The move is part of a deal for Citi to sell consumer banking businesses in Malaysia, Thailand, Vietnam and Indonesia to UOB as it retreats from 14 markets in the space. Meanwhile, a major reorganisation at the bank has begun, including Asia leadership changes.

Citi has completed the sale and migration of its Indonesia consumer businesses to UOB Indonesia (UOBI). The sale includes retail banking, credit card, and unsecured lending businesses, as well as the transfer of an unspecified number of employees. It doesn't include Citi's institutional business in the country. 

A Citi spokesperson declined to give the number of employees moving with the business when asked by FinanceAsia but said “we have large remaining businesses across our institutional businesses”. Citi Indonesia posted a net income of IDR1.7 trillion ($110 million) in Q3 2023, a 46% increase from the previous year, primarily driven by higher net interest income across its banking, markets and services businesses.

Citi and UOB first announced the transaction in January 2022 as part of a broader sale agreement covering consumer banking across Malaysia, Thailand, Vietnam and Indonesia. Sales in Malaysia and Thailand were completed on November 1, 2022, and the sale in Vietnam was completed on March 1, 2023.

The transaction is expected to result in a "modest regulatory capital benefit" to Citi. In total, the sale of these four consumer businesses to UOB has resulted in a regulatory capital benefit of approximately $1.1 billion, according to a statement. 

The sale excludes the bank’s institutional businesses, and Citi remains focused on serving institutional clients in Indonesia locally, regionally and globally.

Since announcing its intention to exit consumer banking across 14 markets in Asia, Europe, the Middle East and Mexico as part of a change in strategy, Citi has now closed sales in nine of those markets including Australia, Bahrain, India, Malaysia, the Philippines, Taiwan, Thailand and Vietnam, in addition to Indonesia.

A statement from the bank added that previously announced wind-downs of Citi’s consumer businesses in China and Korea and overall presence in Russia are in progress. Citi also announced that it will pursue an IPO of its consumer, small business and middle market banking operations in Mexico, and that it has restarted the exit process for the consumer banking business in Poland.

Titi Cole, Citi’s head of legacy franchises, said in a media statement: “Completing our final divestiture of a full consumer franchise in Asia marks a significant milestone in simplifying the firm. This is a testament to the commitment of our employees across these markets and a clear demonstration of Citi’s ability to execute on our strategy. We are sincerely grateful to our former employees in Indonesia and wish them the very best in their careers with UOB.”

Earlier this year in August Citi completed the sale of its consumer business in Taiwan to DBS for around $1.2 billion.

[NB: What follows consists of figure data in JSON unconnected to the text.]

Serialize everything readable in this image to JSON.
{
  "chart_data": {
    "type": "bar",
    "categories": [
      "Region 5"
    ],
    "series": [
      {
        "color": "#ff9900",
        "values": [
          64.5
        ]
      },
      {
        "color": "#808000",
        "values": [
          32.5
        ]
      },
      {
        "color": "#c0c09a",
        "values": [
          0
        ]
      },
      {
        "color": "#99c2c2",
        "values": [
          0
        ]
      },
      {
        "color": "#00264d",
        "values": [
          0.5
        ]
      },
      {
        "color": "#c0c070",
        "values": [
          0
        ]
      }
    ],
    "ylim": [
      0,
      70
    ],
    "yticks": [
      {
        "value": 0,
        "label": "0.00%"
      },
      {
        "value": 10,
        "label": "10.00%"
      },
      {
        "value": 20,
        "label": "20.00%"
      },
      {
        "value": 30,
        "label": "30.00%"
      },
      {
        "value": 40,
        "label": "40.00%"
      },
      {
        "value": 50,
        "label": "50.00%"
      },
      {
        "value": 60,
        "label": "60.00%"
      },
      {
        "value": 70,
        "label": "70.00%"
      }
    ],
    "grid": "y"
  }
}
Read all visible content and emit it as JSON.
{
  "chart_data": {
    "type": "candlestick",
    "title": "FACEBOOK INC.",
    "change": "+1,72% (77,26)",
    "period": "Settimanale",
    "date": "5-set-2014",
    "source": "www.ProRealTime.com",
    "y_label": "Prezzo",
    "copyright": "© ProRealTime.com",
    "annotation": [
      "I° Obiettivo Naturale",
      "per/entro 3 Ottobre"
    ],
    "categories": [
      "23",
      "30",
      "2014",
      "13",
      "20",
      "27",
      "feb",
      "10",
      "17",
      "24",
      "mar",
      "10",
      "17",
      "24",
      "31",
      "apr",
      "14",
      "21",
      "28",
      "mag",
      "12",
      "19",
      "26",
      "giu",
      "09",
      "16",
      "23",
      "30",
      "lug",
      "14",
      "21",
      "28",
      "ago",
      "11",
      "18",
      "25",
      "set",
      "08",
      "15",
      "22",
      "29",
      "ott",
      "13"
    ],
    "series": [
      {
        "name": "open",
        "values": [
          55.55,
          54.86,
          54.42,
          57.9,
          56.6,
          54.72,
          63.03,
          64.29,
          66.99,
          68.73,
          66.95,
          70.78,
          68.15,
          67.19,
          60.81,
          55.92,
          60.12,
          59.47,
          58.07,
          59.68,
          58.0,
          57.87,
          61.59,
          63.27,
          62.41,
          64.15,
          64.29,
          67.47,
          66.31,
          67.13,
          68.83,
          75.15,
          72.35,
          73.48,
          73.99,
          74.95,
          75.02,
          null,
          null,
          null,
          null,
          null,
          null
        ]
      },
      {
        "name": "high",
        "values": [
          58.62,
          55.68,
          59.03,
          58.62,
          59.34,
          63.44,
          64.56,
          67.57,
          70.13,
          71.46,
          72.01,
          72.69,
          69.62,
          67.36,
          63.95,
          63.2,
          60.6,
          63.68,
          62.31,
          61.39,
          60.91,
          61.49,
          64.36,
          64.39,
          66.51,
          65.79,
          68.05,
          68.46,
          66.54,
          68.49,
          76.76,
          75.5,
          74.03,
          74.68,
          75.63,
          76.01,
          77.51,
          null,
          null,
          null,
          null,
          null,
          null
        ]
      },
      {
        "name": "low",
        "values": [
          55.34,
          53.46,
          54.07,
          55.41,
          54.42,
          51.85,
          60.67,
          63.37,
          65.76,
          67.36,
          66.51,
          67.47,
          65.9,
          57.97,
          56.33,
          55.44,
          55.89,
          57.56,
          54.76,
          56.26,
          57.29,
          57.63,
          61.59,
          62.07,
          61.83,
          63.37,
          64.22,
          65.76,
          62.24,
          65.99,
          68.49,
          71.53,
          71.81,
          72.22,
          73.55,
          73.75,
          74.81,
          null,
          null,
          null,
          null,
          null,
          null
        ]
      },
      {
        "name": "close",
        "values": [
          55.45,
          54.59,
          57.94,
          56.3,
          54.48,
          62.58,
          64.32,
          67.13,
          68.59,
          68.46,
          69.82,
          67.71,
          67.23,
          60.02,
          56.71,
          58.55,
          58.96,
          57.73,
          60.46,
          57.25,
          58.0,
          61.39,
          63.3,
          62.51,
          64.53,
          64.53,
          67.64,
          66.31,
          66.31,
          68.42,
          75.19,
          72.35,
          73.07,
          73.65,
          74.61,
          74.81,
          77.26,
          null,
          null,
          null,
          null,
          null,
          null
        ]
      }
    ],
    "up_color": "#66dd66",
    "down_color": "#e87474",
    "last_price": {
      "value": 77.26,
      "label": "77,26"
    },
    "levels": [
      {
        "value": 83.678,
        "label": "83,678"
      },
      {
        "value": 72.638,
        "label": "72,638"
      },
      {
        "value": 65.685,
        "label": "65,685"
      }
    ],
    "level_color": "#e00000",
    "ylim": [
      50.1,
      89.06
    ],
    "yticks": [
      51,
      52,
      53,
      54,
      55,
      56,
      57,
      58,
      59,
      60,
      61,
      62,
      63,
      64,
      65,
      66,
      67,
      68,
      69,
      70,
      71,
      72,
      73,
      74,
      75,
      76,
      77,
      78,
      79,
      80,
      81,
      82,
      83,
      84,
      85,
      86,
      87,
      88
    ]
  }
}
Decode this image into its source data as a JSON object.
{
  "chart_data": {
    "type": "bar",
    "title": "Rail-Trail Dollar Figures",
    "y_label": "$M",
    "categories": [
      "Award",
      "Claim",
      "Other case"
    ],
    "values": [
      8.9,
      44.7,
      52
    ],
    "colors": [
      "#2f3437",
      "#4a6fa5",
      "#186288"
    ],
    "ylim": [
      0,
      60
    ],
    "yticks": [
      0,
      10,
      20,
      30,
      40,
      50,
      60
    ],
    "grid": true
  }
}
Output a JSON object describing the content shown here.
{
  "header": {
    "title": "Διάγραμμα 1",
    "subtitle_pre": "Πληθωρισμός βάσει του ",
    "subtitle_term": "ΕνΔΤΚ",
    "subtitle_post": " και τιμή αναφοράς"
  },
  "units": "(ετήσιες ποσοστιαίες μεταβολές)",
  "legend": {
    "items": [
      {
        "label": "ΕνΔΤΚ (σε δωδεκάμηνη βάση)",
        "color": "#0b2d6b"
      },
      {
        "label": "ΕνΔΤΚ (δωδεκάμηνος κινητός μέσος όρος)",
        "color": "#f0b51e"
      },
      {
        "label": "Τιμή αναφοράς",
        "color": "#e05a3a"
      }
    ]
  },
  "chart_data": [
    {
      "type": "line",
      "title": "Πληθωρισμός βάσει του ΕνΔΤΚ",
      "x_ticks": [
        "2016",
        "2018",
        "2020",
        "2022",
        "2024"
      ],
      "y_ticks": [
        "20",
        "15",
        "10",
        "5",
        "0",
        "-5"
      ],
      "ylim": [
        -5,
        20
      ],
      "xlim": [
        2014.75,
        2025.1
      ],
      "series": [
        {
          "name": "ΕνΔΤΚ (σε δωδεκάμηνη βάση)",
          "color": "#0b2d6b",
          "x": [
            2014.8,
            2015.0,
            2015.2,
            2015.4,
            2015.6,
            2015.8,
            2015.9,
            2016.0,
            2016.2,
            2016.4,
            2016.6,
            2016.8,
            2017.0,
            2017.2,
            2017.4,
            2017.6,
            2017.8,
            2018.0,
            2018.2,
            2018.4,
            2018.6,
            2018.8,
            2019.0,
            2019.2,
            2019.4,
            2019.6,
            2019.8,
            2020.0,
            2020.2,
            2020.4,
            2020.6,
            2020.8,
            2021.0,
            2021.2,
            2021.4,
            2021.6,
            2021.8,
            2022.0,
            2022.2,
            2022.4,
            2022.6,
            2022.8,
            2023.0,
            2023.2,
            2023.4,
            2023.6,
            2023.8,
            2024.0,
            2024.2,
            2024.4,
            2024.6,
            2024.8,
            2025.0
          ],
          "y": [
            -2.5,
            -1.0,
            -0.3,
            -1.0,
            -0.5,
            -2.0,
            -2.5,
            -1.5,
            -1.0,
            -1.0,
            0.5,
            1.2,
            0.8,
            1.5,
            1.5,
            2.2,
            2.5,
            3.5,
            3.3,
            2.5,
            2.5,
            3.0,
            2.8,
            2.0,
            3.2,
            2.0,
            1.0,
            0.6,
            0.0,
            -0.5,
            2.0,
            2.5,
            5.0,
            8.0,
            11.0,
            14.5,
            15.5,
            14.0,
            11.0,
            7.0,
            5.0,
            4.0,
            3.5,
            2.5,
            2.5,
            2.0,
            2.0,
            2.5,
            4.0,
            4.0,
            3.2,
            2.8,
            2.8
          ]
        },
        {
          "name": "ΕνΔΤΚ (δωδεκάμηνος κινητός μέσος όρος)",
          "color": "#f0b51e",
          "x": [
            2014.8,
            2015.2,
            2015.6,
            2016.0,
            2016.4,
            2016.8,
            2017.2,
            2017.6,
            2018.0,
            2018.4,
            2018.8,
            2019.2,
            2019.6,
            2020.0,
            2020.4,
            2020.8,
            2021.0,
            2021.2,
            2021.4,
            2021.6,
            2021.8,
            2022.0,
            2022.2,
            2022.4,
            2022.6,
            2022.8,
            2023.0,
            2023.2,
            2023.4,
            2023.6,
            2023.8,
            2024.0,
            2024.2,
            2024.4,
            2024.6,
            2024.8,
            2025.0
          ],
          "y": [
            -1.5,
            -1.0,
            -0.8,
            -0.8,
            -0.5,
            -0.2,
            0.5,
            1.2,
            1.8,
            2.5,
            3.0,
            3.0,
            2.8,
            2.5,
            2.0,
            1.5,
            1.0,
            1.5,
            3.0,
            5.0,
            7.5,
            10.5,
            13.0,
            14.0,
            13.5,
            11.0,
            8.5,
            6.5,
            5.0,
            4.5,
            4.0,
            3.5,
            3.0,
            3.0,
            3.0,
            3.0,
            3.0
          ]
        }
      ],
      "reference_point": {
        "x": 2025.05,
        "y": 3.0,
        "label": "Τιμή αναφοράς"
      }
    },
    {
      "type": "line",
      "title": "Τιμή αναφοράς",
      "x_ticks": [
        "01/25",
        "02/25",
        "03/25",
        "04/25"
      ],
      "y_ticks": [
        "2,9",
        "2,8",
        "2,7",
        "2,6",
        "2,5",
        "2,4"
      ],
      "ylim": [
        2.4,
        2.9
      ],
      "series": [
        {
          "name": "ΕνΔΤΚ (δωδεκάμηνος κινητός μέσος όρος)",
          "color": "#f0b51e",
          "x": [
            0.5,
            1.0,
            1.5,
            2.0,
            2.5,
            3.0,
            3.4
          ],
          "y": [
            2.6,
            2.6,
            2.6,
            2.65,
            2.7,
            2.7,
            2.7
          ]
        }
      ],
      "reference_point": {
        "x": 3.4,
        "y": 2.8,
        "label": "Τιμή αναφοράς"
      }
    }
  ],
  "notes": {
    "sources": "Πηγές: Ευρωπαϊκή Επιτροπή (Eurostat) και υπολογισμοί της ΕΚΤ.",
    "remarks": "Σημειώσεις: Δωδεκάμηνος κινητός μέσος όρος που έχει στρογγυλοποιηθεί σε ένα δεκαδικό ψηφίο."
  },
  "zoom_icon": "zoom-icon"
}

Asia management changes, global restructure

As part of Citi’s recent global restructuring, the bank has named senior leadership for its banking clusters across Asia. 

Former banking, capital markets and advisory head for Asia Jan Metzger will lead Citi’s investment banking franchise for the Asia North & Australia and Asia South Cluster.

Citi has raised over $150 billion for Asian clients in 2023 across equity and debt capital markets, including key IPOs such as for clients including TBP's $659 million IPO, Cube Highways Trust's $638 million IPO and Sichuan Kelun-Biotech's $200 million IPO.

Gunjan Kalra will continue to lead Citi’s commercial banking business for Asia North & Australia and Asia South, while former Asia corporate head bank Kaleem Rizvi has been appointed as Citi's corporate bank head for Asia North & Australia, and K Balasubramanian has been appointed as the head of corporate banking for Asia South.

In a memo announcing the changes, Citi’s banking head Peter Babej and international head Ernesto Ernesto Torres Cantú said, “We have already begun to feel the positive momentum across our franchise. We recently served as lead advisor on the largest announced M&A deal this year.”

They added: “Our pipeline remains strong, and we expect activity to consistently pick up across M&A and capital markets. Looking beyond episodic activity, our corporate bank is driving integrated client delivery in a challenging macro environment — and with it long-term relationship revenue — while the commercial bank is continuing its strong momentum and embedding profitable growth for our broader franchise.”

Meanwhile, several large news media organisations, including Bloomberg, reported that 300 senior manager roles have been cut at the bank, which is understood to be around 10% of the workforce globally at that level. The cuts have happened at unspecified locations. 

When approached by FA, a Citi spokesperson cited a November 20 statement, that said: “Today we shared with our colleagues the next layer of changes across many of our businesses and functions as we continue to align Citi’s organisational structure with our new, simplified operating model." 

The statement didn't specific the number of cuts involved. 

The statement added: “As we’ve acknowledged, the actions we’re taking to reorganise the firm involve some difficult, consequential decisions, but we believe they are the right steps to align our structure with our strategy and ensure we consistently deliver excellence to our clients.”